Showing posts with label wiki montana. Show all posts
Showing posts with label wiki montana. Show all posts

Sunday, August 5, 2007

The Montana History Wiki




The Montana History Wiki is an interesting experiment in digital history. Established by the Montana Historical Society Research Center, the purpose of the wiki is to "assist researchers in finding the best resource for their projects or topics." There wiki is pretty bare right now but does have some valuable resources, such as a limited number of subject guides to Montana history (American Indians are not one of the subjects--tsk tsk) and a place for the Vertical File Index to the Montana Historical Society reference room--though this part of the wiki is empty as yet.

What, you may ask, is a wiki? According to Wikipedia (who should know): "A wiki is a collaborative website which can be directly edited by anyone with access to it. Ward Cunningham, developer of the first wiki WikiWikiWeb, originally described it as 'the simplest online database that could possibly work'." A wiki is an online document, or series of documents, that anyone with access may change and edit. It is one of those collaborative web applications that are sometimes called "Web 2.0" applications.

It is easy to see how useful this could be for researchers. If I went to the MHS looking for material for my research on Edward Curtis, and discovered that most of their material was duplicated at the Washington Historical Society, I could make a note of this on the MHS wiki. Subject bibliographies are another promising wiki application, where users could add to and annotate a bibliography concerning, say, tourism in Montana.

Wikis, especially Wikipedia, are controversial in the academy. The fact that anyone can create a Wikipedia acount then create new entries or change existing ones makes the entire project suspect according to some. What is just as bothersome is the fact that our students use Wikipedia anyway, all the time.

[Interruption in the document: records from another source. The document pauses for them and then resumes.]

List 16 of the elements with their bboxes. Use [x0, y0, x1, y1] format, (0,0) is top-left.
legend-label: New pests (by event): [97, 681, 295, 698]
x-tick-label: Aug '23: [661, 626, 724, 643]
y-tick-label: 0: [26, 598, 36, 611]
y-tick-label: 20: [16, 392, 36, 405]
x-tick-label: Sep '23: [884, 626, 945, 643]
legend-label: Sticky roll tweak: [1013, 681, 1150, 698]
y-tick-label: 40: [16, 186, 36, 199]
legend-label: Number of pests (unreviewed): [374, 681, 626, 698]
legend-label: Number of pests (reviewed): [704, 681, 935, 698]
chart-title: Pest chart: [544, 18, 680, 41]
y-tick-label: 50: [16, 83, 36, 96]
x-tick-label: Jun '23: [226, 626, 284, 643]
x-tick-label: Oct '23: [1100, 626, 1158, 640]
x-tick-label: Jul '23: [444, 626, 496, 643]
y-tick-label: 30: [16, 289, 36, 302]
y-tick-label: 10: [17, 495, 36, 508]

A 2006 article in the Chronicle of Higher Education, "Can Wikipedia Ever Make the Grade?" (Google cache of article) seemed to answer its own questions with a "no." Other scholars, including this one, think Wikipedia has a place along other encyclopedias as a sometimes useful starting point for undergraduate research and a place to look up forgotten facts.

Like any collaborative project, a wiki is only as good as it collaborators, and for a project like the Montana History wiki to be useful it will require a lot of good collaborators. I wonder if the MHS wiki will attract large enough a community to make it work. I also wonder why the MHS did not simply incorporate what they wanted to do into the existing History of Montana pages at Wikipedia (which frankly could use a little scholarly attention.)